MySQL 5.7 Reference Manual Including MySQL NDB Cluster 7.5 and NDB Cluster 7.6
InnoDB
tables have the following benefits:
If the server unexpectedly exits because of a hardware or
software issue, regardless of what was happening in the
database at the time, you don't need to do anything special
after restarting the database. InnoDB
crash
recovery automatically finalizes changes that were committed
before the time of the crash, and undoes changes that were in
process but not committed, permitting you to restart and
continue from where you left off. See
Section 14.19.2, “InnoDB Recovery”.
The InnoDB
storage engine maintains its own
buffer pool that caches table and index data in main memory as
data is accessed. Frequently used data is processed directly
from memory. This cache applies to many types of information
and speeds up processing. On dedicated database servers, up to
80% of physical memory is often assigned to the buffer pool.
See Section 14.5.1, “Buffer Pool”.
If you split up related data into different tables, you can set up foreign keys that enforce referential integrity. See Section 13.1.18.5, “FOREIGN KEY Constraints”.

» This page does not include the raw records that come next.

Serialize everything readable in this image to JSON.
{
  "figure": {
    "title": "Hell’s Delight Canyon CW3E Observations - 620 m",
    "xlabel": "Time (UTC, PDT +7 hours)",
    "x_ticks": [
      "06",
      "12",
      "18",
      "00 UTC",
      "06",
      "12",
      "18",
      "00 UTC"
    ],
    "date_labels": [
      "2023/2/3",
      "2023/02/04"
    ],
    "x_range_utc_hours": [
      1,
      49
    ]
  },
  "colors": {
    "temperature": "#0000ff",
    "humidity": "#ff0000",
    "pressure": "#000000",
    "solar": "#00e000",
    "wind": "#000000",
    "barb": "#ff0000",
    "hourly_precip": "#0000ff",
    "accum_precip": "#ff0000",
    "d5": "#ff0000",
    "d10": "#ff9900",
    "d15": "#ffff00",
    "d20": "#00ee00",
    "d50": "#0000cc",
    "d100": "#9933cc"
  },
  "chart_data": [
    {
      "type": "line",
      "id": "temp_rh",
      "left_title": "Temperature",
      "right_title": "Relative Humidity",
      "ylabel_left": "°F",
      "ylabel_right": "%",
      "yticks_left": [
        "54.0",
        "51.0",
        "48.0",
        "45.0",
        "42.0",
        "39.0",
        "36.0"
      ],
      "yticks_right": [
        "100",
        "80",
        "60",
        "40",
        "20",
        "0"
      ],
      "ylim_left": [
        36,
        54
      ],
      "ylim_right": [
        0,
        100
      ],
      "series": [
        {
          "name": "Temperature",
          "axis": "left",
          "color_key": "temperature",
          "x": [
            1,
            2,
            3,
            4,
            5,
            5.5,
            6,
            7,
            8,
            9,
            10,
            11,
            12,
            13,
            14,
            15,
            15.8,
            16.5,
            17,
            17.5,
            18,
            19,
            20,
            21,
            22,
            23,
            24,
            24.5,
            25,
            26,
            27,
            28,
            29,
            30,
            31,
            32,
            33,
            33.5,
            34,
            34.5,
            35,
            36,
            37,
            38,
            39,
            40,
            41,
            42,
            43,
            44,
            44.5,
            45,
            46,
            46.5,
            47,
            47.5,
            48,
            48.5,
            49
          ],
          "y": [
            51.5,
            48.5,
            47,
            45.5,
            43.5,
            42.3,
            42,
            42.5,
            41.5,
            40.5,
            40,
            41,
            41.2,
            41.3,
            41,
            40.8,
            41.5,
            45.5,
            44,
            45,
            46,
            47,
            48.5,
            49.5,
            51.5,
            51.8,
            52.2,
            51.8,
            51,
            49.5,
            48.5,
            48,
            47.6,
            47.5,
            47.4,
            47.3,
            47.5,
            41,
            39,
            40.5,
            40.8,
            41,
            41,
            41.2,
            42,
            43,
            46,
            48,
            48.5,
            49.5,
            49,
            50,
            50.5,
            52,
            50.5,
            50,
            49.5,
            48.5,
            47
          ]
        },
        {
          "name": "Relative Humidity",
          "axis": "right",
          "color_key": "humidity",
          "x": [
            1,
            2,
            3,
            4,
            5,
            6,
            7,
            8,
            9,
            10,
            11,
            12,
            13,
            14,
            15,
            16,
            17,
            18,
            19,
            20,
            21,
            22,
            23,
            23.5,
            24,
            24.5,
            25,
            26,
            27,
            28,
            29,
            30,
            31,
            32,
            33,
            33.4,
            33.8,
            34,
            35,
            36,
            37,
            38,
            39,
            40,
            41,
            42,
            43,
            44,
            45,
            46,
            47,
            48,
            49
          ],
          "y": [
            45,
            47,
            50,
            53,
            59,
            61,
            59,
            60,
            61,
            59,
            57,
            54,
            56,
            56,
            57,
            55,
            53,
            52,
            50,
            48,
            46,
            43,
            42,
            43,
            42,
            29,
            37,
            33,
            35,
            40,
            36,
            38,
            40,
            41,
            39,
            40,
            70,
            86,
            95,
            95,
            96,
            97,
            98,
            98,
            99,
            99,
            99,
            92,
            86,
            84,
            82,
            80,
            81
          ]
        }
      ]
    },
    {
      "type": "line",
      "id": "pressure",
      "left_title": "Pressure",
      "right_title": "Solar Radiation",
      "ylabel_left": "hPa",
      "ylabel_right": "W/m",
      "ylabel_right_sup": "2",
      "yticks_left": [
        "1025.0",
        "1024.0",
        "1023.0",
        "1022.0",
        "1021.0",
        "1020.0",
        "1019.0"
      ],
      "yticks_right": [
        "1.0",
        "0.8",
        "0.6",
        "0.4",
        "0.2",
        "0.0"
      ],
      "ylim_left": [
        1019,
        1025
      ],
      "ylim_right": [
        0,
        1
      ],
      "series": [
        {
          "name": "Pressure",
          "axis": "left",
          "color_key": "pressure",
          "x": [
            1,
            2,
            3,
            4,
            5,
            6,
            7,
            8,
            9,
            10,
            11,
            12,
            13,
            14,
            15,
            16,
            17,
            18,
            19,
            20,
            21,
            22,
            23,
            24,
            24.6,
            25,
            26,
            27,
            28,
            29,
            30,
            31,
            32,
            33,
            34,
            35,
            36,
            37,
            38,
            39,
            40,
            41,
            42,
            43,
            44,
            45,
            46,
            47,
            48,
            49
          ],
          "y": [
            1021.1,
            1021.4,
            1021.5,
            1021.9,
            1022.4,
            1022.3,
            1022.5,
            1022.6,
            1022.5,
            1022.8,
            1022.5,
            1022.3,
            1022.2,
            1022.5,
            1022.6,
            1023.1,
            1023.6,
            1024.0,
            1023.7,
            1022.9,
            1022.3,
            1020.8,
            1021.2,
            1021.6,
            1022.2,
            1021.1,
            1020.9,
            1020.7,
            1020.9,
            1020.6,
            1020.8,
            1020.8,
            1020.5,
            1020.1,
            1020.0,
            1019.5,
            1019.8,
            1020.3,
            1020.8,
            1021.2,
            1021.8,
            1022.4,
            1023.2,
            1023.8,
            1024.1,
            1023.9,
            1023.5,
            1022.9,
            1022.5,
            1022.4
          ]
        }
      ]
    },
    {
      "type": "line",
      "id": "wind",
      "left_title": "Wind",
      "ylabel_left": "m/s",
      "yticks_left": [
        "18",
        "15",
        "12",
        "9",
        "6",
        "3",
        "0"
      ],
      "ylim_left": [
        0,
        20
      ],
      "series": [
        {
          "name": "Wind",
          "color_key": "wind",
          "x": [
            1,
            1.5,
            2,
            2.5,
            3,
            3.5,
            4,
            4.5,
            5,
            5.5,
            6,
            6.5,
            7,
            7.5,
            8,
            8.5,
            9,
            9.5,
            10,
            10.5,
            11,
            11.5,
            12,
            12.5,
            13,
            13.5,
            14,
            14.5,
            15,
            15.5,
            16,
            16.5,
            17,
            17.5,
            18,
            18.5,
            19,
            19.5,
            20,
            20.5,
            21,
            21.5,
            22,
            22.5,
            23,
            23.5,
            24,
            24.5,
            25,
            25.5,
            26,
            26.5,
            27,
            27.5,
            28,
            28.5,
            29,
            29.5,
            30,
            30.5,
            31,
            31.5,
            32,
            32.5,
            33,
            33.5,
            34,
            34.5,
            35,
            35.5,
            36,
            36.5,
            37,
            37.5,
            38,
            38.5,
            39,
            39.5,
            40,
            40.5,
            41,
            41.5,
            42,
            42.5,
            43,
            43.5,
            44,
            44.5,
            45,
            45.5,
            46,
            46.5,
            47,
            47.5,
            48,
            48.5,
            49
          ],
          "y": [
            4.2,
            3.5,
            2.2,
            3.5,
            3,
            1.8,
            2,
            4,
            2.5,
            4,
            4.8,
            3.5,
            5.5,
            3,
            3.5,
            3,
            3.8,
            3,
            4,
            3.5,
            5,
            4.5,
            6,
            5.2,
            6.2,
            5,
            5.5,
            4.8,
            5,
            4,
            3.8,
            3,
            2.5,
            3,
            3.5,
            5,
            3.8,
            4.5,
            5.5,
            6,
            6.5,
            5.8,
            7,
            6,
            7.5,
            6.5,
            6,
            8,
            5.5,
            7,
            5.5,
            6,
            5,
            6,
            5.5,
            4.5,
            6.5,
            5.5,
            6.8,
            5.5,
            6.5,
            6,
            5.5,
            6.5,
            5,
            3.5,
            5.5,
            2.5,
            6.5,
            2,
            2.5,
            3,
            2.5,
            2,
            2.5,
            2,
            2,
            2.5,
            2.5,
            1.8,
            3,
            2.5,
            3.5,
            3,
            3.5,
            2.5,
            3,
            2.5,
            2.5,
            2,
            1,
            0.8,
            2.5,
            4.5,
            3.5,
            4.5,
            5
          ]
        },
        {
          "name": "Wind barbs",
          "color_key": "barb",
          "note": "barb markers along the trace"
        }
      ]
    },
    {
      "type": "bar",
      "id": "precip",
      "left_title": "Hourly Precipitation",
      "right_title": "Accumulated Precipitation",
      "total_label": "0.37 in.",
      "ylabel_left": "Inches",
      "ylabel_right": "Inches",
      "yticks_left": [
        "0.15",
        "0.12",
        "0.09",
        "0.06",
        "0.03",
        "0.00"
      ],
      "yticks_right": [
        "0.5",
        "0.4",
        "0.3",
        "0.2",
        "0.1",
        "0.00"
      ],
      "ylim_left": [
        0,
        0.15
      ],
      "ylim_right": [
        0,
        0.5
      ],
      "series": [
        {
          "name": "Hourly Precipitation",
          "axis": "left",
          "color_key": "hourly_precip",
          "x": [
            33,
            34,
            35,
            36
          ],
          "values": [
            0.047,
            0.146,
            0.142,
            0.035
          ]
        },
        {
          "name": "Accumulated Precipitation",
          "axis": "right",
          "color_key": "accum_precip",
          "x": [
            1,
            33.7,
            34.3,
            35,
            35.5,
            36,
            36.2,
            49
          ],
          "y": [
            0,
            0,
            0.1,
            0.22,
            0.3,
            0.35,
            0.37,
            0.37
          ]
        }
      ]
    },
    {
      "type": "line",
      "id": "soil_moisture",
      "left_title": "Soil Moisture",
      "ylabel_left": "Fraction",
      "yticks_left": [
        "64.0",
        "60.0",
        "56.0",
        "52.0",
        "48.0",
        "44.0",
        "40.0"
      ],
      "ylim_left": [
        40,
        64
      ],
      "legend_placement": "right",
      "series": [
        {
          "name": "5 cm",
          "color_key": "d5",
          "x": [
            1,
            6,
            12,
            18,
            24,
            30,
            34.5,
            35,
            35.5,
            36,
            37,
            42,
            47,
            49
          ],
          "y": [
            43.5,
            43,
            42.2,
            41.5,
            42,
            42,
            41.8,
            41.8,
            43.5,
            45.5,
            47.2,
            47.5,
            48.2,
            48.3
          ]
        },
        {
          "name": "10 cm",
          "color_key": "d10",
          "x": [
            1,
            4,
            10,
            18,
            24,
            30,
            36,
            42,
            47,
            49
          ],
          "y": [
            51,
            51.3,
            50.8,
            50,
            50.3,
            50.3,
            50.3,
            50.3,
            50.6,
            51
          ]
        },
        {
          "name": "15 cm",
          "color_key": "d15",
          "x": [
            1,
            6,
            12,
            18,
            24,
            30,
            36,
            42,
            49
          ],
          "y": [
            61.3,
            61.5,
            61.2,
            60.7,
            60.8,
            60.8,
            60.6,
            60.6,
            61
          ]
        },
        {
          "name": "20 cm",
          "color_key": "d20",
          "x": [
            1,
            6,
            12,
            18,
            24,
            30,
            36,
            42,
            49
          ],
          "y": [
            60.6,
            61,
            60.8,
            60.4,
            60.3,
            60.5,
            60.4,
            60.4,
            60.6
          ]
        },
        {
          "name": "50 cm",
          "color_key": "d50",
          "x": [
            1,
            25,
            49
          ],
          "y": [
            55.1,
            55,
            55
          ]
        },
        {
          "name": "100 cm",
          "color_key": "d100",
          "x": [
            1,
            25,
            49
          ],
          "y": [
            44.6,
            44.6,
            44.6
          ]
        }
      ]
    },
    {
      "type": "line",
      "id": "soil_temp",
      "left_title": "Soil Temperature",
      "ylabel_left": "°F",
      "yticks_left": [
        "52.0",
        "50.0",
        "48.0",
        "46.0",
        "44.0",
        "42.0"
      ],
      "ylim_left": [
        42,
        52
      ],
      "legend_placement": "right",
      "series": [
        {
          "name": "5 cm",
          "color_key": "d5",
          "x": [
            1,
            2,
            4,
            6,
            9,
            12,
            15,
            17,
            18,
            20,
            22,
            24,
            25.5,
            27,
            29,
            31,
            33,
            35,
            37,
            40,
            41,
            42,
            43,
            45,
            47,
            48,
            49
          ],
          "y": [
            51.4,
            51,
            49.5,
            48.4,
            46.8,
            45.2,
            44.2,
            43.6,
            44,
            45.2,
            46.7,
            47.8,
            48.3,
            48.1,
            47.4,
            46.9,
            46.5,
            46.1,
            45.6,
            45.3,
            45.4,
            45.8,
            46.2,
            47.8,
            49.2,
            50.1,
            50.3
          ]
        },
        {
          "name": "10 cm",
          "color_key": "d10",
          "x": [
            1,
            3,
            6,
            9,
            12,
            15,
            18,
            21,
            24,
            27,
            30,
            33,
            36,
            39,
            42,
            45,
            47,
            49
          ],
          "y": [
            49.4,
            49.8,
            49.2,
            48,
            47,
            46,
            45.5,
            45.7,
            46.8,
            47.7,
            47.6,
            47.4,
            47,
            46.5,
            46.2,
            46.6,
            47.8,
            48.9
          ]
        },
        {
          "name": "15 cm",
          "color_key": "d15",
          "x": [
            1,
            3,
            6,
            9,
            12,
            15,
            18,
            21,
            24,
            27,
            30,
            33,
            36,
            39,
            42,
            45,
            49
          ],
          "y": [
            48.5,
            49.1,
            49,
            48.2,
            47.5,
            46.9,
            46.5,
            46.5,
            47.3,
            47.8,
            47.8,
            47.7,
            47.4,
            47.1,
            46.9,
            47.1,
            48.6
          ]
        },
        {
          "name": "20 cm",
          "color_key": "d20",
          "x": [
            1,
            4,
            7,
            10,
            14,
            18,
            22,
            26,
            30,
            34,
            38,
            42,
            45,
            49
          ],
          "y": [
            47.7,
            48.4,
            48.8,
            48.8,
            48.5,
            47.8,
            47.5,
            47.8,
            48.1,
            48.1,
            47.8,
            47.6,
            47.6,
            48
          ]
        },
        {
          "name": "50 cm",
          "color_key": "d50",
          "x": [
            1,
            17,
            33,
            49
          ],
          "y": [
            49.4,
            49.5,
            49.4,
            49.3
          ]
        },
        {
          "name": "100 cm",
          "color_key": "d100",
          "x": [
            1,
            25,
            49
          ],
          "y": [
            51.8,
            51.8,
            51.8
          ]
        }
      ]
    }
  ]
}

If data becomes corrupted on disk or in memory, a checksum
mechanism alerts you to the bogus data before you use it. The
innodb_checksum_algorithm
variable defines the checksum algorithm used by
InnoDB
.
When you design a database with appropriate primary key
columns for each table, operations involving those columns are
automatically optimized. It is very fast to reference the
primary key columns in
WHERE
clauses, ORDER
BY
clauses,
GROUP BY
clauses, and join operations. See
Section 14.6.2.1, “Clustered and Secondary Indexes”.
Inserts, updates, and deletes are optimized by an automatic
mechanism called change buffering. InnoDB
not only allows concurrent read and write access to the same
table, it caches changed data to streamline disk I/O. See
Section 14.5.2, “Change Buffer”.
Performance benefits are not limited to large tables with long-running queries. When the same rows are accessed over and over from a table, the Adaptive Hash Index takes over to make these lookups even faster, as if they came out of a hash table. See Section 14.5.3, “Adaptive Hash Index”.
You can compress tables and associated indexes. See Section 14.9, “InnoDB Table and Page Compression”.
You can encrypt your data. See Section 14.14, “InnoDB Data-at-Rest Encryption”.
You can create and drop indexes and perform other DDL operations with much less impact on performance and availability. See Section 14.13.1, “Online DDL Operations”.
Truncating a file-per-table tablespace is very fast and can
free up disk space for the operating system to reuse rather
than only InnoDB
. See
Section 14.6.3.2, “File-Per-Table Tablespaces”.
The storage layout for table data is more efficient for
BLOB
and long text fields, with
the DYNAMIC
row format. See
Section 14.11, “InnoDB Row Formats”.
You can monitor the internal workings of the storage engine by
querying INFORMATION_SCHEMA
tables. See
Section 14.16, “InnoDB INFORMATION_SCHEMA Tables”.
You can monitor the performance details of the storage engine by querying Performance Schema tables. See Section 14.17, “InnoDB Integration with MySQL Performance Schema”.
You can mix InnoDB
tables with tables from
other MySQL storage engines, even within the same statement.
For example, you can use a join operation to combine data from
InnoDB
and
MEMORY
tables in a single query.
InnoDB
has been designed for CPU efficiency
and maximum performance when processing large data volumes.
InnoDB
tables can handle large quantities
of data, even on operating systems where file size is limited
to 2GB.
For InnoDB
-specific tuning techniques you can
apply to your MySQL server and application code, see
Section 8.5, “Optimizing for InnoDB Tables”.